Natalia Goncharova (1881-1962) was one of the greatest women painters of all time. But probably very few of us have heard of her. Now there is an exhibition of her work at Tate Modern (until early September) and over the summer Goncharova is the name that will be on all our lips. This is a 1907 self-portrait. ‘She is 26 years old and the rising star of Russia’s avant garde. Here she stands before a wall of her own works, justifiably holding up a triumphant bouquet of yellow lilies … it gives you, straight away, the painter and her persona – zestful, energetic, with a direct and exuberant touch’ (Laura Cumming in the Observer).

7 June 2019

friday

And here is the rose in our garden!
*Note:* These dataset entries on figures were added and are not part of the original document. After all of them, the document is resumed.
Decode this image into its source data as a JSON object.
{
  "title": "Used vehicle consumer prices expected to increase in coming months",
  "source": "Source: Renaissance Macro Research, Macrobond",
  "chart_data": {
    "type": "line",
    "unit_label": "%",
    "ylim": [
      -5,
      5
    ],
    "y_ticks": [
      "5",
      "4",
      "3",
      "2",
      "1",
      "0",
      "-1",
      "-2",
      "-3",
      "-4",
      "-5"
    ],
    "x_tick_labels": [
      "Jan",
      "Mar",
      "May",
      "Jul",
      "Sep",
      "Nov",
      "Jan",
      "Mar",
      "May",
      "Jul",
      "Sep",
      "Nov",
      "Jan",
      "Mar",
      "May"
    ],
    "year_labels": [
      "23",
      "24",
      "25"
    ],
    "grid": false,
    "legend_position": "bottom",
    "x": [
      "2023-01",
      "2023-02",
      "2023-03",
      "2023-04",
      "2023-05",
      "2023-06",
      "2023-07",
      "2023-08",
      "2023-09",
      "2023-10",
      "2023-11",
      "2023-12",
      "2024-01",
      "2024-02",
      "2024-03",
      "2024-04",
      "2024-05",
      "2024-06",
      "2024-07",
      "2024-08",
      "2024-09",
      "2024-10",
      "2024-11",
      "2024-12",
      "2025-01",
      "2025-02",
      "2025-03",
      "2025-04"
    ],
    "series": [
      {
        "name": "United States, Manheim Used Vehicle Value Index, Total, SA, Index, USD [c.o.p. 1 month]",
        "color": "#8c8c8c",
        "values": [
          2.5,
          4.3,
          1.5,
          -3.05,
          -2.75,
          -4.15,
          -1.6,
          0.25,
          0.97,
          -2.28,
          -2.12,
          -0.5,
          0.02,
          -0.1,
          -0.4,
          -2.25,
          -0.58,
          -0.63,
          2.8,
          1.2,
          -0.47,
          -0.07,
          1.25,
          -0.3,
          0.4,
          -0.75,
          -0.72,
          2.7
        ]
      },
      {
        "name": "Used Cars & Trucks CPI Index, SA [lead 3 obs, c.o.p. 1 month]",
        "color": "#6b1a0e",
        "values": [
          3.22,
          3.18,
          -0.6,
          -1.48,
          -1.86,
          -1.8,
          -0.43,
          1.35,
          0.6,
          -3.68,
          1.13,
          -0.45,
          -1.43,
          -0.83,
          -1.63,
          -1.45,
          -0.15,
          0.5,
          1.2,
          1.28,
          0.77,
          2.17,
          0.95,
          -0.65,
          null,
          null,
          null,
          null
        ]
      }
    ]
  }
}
Every few days at this time of year we pick fresh flowers to put in a jug in the window. This rose came from David Austin a few years ago but sadly we have forgotten what it is: not one of the four we have had on the Post this week but maybe it’s Constance Spry or Madame Gregoire Staechelin or New Dawn or Albertine, please will someone tell us (quite likely to be Albertine because of the literary connections).

6 June 2019

rose marie

Today’s rose is Rose-Marie, available here, very like yesterday’s rose but one can’t have too many of these glorious white roses. And tomorrow it will be the David Austin rose which rampages over the Persephone Books garden!

5 June 2019

B/2A/10

It seems very trivial merely to have roses on the Post when we should be commemorating the D-Day landings by quoting from Vere Hodgson or Mollie Panter-Downes. But roses are a crucial part of life and would have been in 1944. This rose is called Desdemona.

4 June 2019

olivia_rose_austin_3_1_2-1024x1024

This rose is called Olivia and is available here. Really, at this moment of political doom and gloom the only thing to do is plant roses. And eat chocolate. And perhaps get a puppy (we are planning to do so). Apart from reading novels of course. We are having an Alice Adams binge, she was SO brilliant but  perhaps a bit left-field for most of our British readers; quite apart from the fact that there is a young modern novelist with the same name.